President Donald Trump announced his aggressive plan to slash regulatory hurdles for businesses, during a meeting with CEOs and business leaders at the White House on April 4.
“We are absolutely destroying these horrible regulations that have been placed on your heads—over not eight years, over the last 20 and 25 years,” said Trump.
His priority will be the Dodd-Frank Act, which Trump called “horrendous.”
The act is a complex set of banking regulations, enacted in 2010 by the Obama administration, that is designed to prevent a repeat of the 2008 financial crisis.
But it failed to serve its stated purpose, according to experts. The legislation, which aimed to end the “too big to fail” mentality of the major banks, has instead hurt small banks, small businesses, and consumers.
Small banks lost their ability to compete with the larger banks when increased regulatory demands and capital requirements increased their costs, making it harder for them to serve small businesses profitably.
Although all banks are better capitalized today, industry experts argue that Dodd-Frank negatively affected the overall economic environment.
“The regulators are running the banks,” Trump said. “We want strong restrictions, we want strong regulation, but not regulation that makes it impossible for the banks to loan to people who are going to create jobs.”
He promised to cut regulations by 90 to 95 percent while still providing the same protections.
Infrastructure Hurdles
Trump also addressed the difficulties in obtaining permits for infrastructure investments. The zoning process to build a highway in New York, for example, takes about 10 to 20 years, he said. A state government would have to go through 16 different approvals, 29 different statutes, and five different executive orders to provide a permit for a highway at the federal level.
“Even to redo a road takes years,” Trump said. “We’ve come to a halt.”
He pledged to speed up the process dramatically—permits, he said, will only take a year, rather than decades.
Trump criticized the former administration’s use of an approved $1 trillion infrastructure investment bill. He accused Obama of using it for social programs instead. “To this day, I haven’t heard of anything that’s been built,” Trump said.
Jobs and Unemployment
He again pledged to create more jobs by convincing companies to invest in the United States, or else pay a tax.
“I think you’re going to see a very much different environment than you’ve been used to over the last 20, 25 years,” he said. “We’re going to unleash the country.”
Trump also derided the way the government currently calculates unemployment statistics. In the last few months, the official unemployment rate has fallen to its lowest levels since 2007.
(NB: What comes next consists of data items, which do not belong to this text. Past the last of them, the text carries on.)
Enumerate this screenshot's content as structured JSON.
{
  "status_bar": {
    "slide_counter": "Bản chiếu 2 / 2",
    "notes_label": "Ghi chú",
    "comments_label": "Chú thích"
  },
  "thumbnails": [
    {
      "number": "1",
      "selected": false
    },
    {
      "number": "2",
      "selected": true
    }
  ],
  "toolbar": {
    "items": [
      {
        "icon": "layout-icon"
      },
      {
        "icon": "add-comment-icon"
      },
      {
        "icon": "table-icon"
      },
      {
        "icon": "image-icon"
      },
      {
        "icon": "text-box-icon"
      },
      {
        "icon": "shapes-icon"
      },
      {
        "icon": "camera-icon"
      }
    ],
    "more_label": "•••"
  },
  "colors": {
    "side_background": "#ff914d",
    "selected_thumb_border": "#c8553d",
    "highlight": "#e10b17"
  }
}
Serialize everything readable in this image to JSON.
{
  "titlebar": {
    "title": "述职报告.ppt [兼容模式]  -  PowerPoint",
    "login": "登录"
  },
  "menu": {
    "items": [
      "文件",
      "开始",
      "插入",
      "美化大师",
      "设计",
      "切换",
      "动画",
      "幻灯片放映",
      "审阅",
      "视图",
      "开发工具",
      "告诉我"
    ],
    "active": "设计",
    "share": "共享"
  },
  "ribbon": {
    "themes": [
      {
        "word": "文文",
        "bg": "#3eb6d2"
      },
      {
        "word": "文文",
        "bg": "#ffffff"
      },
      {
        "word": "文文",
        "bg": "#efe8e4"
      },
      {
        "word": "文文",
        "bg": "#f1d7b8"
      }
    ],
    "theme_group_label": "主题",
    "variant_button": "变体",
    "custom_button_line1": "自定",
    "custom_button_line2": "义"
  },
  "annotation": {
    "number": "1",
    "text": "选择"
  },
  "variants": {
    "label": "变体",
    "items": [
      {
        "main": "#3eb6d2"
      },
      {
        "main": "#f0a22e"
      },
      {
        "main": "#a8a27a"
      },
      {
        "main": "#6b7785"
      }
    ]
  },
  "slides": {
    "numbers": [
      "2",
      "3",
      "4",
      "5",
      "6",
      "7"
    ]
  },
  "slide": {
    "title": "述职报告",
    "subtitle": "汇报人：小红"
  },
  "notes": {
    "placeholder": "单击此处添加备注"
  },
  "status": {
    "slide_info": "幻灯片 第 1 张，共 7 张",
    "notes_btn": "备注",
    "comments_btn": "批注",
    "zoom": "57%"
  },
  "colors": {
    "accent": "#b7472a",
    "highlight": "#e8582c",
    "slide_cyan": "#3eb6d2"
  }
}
He said the unemployment rate (4.7 percent), “sounds good, but when you look for a job, you can’t find it and you give up—you are now considered statistically employed. But I don’t consider those people employed.”
The town hall meeting was co-chaired by Michael Corbat, CEO of Citigroup, and Stephen Schwarzman, chairman and CEO of the Blackstone Group. It was part of an ongoing dialogue Trump has promised to keep with business leaders.